The Categories was generally the first text of Aristotle’s read in the medieval universities. Categories concerns “things that are,” but leaves it to the reader to determine what types of “things” Aristotle has in mind. Generally Categories is interpreted as denying the existence of Plato’s Forms, each an eternally existent, singular, paradigm instance of some natural kind whose members depend on the Form for their existence and nature. Categories purportedly drags these Forms to earth, casting them as inherent, shared natures. Thus there are no Platonic Forms, only particular instances of general natures that have no existence apart from individuals. There is no Form of ‘Humanity’, only individual humans.
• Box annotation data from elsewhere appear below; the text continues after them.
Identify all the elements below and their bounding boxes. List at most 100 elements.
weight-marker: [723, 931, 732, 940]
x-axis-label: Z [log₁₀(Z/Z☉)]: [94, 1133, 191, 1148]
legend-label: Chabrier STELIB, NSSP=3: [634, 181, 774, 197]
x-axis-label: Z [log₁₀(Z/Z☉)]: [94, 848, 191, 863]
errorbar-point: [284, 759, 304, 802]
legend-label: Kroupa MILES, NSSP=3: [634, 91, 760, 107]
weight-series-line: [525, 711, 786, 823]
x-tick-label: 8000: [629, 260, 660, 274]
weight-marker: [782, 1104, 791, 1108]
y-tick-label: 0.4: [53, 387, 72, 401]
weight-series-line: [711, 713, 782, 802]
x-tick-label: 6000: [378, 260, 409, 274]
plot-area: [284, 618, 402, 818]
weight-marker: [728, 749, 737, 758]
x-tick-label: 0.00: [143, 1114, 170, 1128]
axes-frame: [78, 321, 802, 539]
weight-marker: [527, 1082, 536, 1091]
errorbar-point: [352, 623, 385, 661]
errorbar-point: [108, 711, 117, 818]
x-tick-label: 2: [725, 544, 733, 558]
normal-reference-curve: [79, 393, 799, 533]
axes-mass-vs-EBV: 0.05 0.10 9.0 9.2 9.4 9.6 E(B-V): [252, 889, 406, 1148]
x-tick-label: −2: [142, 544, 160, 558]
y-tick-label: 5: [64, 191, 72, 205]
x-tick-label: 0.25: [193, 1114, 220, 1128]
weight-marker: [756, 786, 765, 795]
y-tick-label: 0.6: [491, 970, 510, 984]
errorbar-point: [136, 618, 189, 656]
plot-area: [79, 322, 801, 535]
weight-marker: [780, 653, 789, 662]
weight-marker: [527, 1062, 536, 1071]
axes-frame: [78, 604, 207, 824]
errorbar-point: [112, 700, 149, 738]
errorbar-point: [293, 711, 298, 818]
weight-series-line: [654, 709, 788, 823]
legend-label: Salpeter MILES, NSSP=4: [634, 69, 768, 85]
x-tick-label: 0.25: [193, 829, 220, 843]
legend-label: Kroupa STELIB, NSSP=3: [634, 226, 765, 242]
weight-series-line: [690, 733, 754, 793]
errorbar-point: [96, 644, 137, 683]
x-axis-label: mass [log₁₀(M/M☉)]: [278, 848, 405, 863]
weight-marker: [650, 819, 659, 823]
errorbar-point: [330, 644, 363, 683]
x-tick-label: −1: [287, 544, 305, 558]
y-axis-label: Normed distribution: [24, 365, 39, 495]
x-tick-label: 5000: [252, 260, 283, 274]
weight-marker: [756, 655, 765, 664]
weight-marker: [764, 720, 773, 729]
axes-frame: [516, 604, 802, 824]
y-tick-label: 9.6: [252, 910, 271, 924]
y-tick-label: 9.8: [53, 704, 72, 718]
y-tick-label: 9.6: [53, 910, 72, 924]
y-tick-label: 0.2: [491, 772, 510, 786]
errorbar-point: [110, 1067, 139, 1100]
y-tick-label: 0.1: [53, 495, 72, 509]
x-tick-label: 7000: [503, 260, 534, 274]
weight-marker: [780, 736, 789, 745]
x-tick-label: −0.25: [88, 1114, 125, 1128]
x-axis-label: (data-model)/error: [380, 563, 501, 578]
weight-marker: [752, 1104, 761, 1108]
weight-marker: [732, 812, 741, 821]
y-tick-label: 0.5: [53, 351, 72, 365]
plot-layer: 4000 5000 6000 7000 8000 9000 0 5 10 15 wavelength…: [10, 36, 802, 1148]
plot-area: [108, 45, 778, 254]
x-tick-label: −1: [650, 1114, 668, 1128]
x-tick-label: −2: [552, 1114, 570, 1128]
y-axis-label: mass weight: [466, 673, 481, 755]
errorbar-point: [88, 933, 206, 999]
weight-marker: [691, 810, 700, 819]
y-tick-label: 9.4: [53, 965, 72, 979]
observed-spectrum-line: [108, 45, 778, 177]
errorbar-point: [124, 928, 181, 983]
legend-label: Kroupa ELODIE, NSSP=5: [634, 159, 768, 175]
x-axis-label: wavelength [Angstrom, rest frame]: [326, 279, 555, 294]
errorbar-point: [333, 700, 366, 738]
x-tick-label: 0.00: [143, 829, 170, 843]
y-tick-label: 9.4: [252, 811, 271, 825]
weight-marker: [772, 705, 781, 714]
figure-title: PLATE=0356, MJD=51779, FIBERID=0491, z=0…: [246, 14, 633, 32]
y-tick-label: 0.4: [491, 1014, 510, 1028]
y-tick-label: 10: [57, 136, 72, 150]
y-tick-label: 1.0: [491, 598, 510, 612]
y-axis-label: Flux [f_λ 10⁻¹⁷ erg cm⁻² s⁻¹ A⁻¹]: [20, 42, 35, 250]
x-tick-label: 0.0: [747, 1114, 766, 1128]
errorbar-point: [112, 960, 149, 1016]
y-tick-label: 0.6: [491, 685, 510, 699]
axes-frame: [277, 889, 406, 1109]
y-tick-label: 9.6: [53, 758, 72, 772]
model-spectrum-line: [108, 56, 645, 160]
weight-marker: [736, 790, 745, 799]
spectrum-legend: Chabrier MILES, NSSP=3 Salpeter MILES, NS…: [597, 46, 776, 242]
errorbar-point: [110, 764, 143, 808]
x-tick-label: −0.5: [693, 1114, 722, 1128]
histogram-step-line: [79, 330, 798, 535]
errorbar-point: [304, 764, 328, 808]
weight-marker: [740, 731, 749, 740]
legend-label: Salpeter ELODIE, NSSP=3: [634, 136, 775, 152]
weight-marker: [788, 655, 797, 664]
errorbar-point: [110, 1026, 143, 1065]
Medieval philosophers rejected Platonic Forms, though many accepted the supposedly Aristotelian notion of immanent universals, to which they refer Categories’ discussion of, e.g., ‘humanity’. Nominalists, however, deny the existence of any universal (immanent or transcendent) and, with this, any possible knowledge of such universals. Accordingly, they read Categories as a logical work concerning the properties of the terms that we use to speak of individuals and their qualities. Categories’ discussion of ‘humanity’, then, offers knowledge only of the function of an abstract term, and Aristotle’s influential work is brought into line with a nominalist metaphysics. Can this reduction work? If so, can modern scholarship benefit from medieval renderings of this canonical text? Arguably the influential fourteenth-century Parisian arts master John Buridan was his generation’s most sophisticated proponent of nominalism. This paper presents and evaluates his nominalist reading of Aristotle’s text.